The wild card remains how long Congress takes to sort itself out. A quick resolution keeps everything on track. Weeks of gridlock could test whether this IPO comeback has real legs or was just getting lucky with timing.
For now, companies and investors wait, paperwork in hand, hoping bureaucracy doesn't spoil what was shaping up to be a pretty great party.
Your Drama-Free Shutdown Survival Guide
So the government's closed and IPOs are frozen. Before you start stressing yourself out, let's talk strategy. Smart investors know shutdowns create noise, not necessarily losses. So play it cool while Congress figures itself out. Shutdowns are not permanent.
Don't Torch Your Portfolio Over Political Theater: Past shutdowns in 2013 and 2018-2019 barely dented the S&P 500, which typically bounced back fast. Panic selling during government drama usually means selling low and buying back higher once everyone calms down. Stick to your investment plan and rebalance if volatility creates opportunities, not because politicians can't agree on a budget.
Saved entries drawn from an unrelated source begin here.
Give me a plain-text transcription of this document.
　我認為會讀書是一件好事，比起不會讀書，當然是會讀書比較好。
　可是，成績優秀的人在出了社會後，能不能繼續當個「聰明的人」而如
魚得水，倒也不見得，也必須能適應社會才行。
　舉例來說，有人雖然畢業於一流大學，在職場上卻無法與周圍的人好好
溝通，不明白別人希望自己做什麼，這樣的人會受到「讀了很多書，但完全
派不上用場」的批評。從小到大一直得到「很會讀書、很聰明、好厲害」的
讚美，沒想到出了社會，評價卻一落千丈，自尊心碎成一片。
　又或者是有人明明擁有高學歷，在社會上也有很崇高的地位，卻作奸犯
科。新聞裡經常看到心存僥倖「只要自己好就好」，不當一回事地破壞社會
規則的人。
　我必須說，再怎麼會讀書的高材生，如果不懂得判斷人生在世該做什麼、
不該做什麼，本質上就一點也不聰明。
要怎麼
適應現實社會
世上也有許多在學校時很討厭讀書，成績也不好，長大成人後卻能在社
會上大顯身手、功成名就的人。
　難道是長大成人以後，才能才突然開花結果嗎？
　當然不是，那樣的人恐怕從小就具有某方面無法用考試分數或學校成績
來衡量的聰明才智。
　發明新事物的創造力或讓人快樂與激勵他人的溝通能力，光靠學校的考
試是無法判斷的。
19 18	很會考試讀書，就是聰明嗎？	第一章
Get Your Data Fix From Private Sources: Government economic reports just went dark, but companies keep reporting earnings. ADP still tracks employment, ISM keeps publishing manufacturing data, and earnings calls keep happening. Focus on what companies say about their actual business instead of waiting for Bureau of Labor Statistics reports that won't come until the lights turn back on.
Make Your Cash Work While You Wait: Got money earmarked for upcoming IPOs? Park it somewhere useful. Treasury bills and quality money markets pay around 4% right now. Build a ladder with 4, 8, 13, and 26-week bills so you can roll into opportunities without earning zero while you wait.
Do Your IPO Homework Now: The SEC stopped reviewing new filings, but EDGAR still works. Read those S-1 forms, check unit economics, spot red flags about customer concentration or insider lockups. Build your watchlist and set your rules before the rush starts. Decide your maximum allocation and price limits while you can think clearly, not when deals start flying.
Play It Smart When Listings Resume: Once the government reopens, expect a traffic jam of delayed IPOs hitting the market together. Some might price cheaper to stand out, others might get hyped beyond reason. Use limit orders, skip the first-day circus unless you really know what you're doing, and triple-check any company that tried pushing through during the shutdown without full SEC review.
The Bottom Line: Delays Don't Equal Defeats
Government shutdowns make great headlines and terrible timing, but they rarely rewrite market stories. Yes, the SEC freeze stalls paperwork and pushes back timelines. Companies ready to debut sit in limbo while Congress plays its usual games. Yet the forces driving this IPO revival—pent-up demand, strong investor appetite, solid market performance—haven't disappeared. They're just on pause.
Smart money uses these breaks productively. While others panic about frozen filings, savvy investors research upcoming listings, position their portfolios, and prepare for the inevitable restart. History shows us that when the government reopens, IPO activity typically snaps back quickly. Companies have waited years for these market conditions; they won't abandon ship over a few weeks of bureaucratic gridlock.
The real question isn't whether the IPO market recovers, but whether you'll be ready when it does. Government shutdowns end. Market opportunities don't wait.